Avni, the tigress shot early this month, was found 40km from the Tipeshwar Wildlife Sanctuary, the nearest protected area.

“She had not strayed. In 2014, she was camera-trapped 52km from the current location. She had settled here since 2015 and gave birth last year,” Andheria said.

Andheria, a member of the Maharashtra government’s probe committee on the Avni killing, said that villagers living in the tiger corridors (which lie outside the protected areas) were usually quite tolerant of the big cats.

“Even after 13 deaths in the Avni case, the villagers did not take the law into their own hands. But in many instances elsewhere, once a tiger attacks cattle, the villagers poison the meat,” Andheria said.

“The tiger is bound to come back for a feed. Once the cow’s remains are buried, there would be no evidence how the tiger died and no hue and cry. In this case, they did nothing of that sort.”

Andheria said that Brahmapuri, next to the Tadoba Andhari Tiger Reserve in Maharashtra, has 44 tigers, including 11 tigresses, each of which has three cubs. “That’s more tigers than there are in the Sunderbans.”

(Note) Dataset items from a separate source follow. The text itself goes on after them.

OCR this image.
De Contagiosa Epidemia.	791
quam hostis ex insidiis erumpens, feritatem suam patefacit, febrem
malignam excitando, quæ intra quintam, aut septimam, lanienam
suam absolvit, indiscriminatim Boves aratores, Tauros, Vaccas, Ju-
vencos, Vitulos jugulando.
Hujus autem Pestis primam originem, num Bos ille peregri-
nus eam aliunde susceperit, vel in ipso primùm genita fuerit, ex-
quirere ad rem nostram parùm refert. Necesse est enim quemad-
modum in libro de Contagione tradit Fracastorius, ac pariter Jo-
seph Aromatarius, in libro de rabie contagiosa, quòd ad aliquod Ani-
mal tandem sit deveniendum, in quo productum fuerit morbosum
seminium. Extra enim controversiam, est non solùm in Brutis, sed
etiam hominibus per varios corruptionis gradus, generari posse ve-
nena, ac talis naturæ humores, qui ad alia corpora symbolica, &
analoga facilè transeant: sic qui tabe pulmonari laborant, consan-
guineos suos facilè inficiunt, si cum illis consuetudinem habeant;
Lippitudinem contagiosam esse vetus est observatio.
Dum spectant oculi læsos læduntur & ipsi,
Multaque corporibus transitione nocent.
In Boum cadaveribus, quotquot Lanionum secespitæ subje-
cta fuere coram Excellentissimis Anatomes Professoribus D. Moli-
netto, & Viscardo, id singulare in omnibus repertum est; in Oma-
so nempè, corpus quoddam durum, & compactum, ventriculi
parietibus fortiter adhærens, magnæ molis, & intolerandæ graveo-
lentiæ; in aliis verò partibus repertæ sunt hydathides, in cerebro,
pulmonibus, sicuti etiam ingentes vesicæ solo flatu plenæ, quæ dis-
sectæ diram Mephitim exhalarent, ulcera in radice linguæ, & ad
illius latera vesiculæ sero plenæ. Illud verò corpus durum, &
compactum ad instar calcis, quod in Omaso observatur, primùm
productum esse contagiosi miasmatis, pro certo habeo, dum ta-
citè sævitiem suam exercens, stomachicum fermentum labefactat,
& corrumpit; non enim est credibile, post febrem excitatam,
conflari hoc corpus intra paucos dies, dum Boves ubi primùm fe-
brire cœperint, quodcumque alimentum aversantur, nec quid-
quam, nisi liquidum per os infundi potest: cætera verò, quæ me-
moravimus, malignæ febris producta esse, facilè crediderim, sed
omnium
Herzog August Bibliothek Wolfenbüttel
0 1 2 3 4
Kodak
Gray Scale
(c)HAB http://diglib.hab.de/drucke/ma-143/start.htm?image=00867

These tigers inhabit a 1,200sqkm area that has 605 villages. “The area where Avni stayed had just two tigers. Imagine what would happen if villagers start killing tigers elsewhere? We need to work fast,” Andheria said.

Two days after Avni was killed, villagers in Dudhwa, Uttar Pradesh, had bludgeoned to death a tiger that had attacked a person.

Andheria said his organisation had made recommendations to the government about the needed policy changes.

The Wildlife Conservation Trust works in the Central Indian Landscape, home to 31 per cent of the country’s tigers, and runs the programme Tiger Matters jointly with the United States Agency for International Development in cooperation with the Maharashtra and Madhya Pradesh forest departments.

This programme, which aims to strengthen the protection mechanisms within and outside the tiger reserves, began in 2014. Using camera traps, the programme has provided strong evidence for the existence of a robust tiger population outside the protected areas.

During the programme, over 8,000sqkm of the Central Indian Landscape was camera-trapped. Over 5,800sqkm of this was in the corridors. A documentary film on the programme was launched in Delhi on Wednesday.

“It’s only since 2006 that camera-trapping exercises have been conducted in India. The country’s tiger population then was (recorded as) 1,411,” Andheria said.

“Then they increased the area (under camera-trapping) and in 2010 (the tiger count) came to 1,706. In 2014, the maximum area was covered and the number was found to be 2,226.”